Balance sheet risk is one of the biggest factors to consider before investing. GPK has a current ratio of 1.50 compared to 1.20 for OI. This means that GPK can more easily cover its most immediate liabilities over the next twelve months. GPK’s debt-to-equity ratio is 2.01 versus a D/E of 6.84 for OI. OI is therefore the more solvent of the two companies, and has lower financial risk.

Valuation

GPK trades at a forward P/E of 18.48, a P/B of 4.26, and a P/S of 1.12, compared to a forward P/E of 8.28, a P/B of 4.63, and a P/S of 0.56 for OI. GPK is the cheaper of the two stocks on book value basis but is expensive in terms of P/E and P/S ratio. Given that earnings are what matter most to investors, analysts tend to place a greater weight on the P/E.

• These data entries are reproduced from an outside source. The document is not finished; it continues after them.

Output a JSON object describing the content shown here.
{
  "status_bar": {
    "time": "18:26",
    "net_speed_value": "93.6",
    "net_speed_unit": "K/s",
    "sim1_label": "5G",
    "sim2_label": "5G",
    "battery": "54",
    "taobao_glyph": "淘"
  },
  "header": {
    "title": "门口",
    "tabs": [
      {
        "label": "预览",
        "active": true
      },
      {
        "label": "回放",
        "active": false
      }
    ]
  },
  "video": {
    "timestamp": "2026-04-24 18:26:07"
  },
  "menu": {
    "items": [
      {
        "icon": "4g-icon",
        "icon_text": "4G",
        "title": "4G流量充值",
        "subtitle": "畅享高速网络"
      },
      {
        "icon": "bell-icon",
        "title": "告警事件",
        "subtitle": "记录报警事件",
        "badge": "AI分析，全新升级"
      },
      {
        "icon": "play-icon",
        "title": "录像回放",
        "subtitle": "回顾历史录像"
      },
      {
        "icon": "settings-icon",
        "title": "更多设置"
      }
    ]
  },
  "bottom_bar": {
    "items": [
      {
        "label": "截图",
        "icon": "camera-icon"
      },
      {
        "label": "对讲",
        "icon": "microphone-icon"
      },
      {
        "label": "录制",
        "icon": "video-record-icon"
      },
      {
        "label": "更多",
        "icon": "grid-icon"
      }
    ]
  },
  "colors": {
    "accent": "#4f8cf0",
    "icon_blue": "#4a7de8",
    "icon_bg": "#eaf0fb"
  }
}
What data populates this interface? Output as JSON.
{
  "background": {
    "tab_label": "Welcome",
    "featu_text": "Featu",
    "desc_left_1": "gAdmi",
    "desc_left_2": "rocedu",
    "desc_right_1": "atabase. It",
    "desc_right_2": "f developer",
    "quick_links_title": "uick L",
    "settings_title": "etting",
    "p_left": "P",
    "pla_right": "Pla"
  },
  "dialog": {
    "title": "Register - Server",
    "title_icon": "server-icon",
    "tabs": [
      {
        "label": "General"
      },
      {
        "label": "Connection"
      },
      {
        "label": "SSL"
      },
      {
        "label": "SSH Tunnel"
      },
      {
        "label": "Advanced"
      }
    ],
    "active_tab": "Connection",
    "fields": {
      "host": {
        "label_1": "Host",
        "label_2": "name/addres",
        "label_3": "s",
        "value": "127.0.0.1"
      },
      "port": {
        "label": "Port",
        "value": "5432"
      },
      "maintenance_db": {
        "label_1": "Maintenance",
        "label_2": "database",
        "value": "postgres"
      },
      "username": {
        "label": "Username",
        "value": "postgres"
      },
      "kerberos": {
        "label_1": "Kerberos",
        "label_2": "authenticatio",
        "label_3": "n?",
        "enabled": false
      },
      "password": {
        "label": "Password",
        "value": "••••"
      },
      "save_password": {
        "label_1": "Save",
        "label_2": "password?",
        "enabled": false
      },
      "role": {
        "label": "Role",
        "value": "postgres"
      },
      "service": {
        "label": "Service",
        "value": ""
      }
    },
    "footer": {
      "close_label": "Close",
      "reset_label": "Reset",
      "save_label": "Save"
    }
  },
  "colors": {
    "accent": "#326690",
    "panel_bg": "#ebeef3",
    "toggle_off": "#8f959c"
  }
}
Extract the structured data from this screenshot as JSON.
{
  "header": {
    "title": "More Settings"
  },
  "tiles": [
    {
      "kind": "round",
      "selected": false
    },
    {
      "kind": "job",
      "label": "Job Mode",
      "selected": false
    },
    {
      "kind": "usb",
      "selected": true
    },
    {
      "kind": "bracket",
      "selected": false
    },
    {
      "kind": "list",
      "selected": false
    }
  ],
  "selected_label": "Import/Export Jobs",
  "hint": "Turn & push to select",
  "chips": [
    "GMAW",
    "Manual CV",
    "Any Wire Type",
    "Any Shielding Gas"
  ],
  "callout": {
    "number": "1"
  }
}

Analyst Price Targets and Opinions

A cheap stock isn’t a good investment if the stock is priced accurately. To get a sense of “value” we must compare the current price to some measure of intrinsic value such as a price target. GPK is currently priced at a -7.11% to its one-year price target of 16.73. Comparatively, OI is -12.7% relative to its price target of 26.77. This suggests that OI is the better investment over the next year.

The average investment recommendation on a scale of 1 to 5 (1 being a strong buy, 3 a hold, and 5 a sell) is 2.00 for GPK and 2.70 for OI, which implies that analysts are more bullish on the outlook for OI.

Risk and Volatility

To gauge the market risk of a particular stock, investors use beta. Stocks with a beta above 1 are more volatile than the market as a whole. Conversely, a beta below 1 implies below average systematic risk. GPK has a beta of 1.23 and OI’s beta is 1.53. GPK’s shares are therefore the less volatile of the two stocks.

Insider Activity and Investor Sentiment

Short interest is another tool that analysts use to gauge investor sentiment. It represents the percentage of a stock’s tradable shares that are being shorted. GPK has a short ratio of 1.62 compared to a short interest of 3.74 for OI. This implies that the market is currently less bearish on the outlook for GPK.

Summary

Graphic Packaging Holding Company (NYSE:GPK) beats Owens-Illinois, Inc. (NYSE:OI) on a total of 9 of the 14 factors compared between the two stocks. GPK is growing fastly, generates a higher return on investment, has a higher cash conversion rate, higher liquidity and has lower financial risk. Finally, GPK has better sentiment signals based on short interest.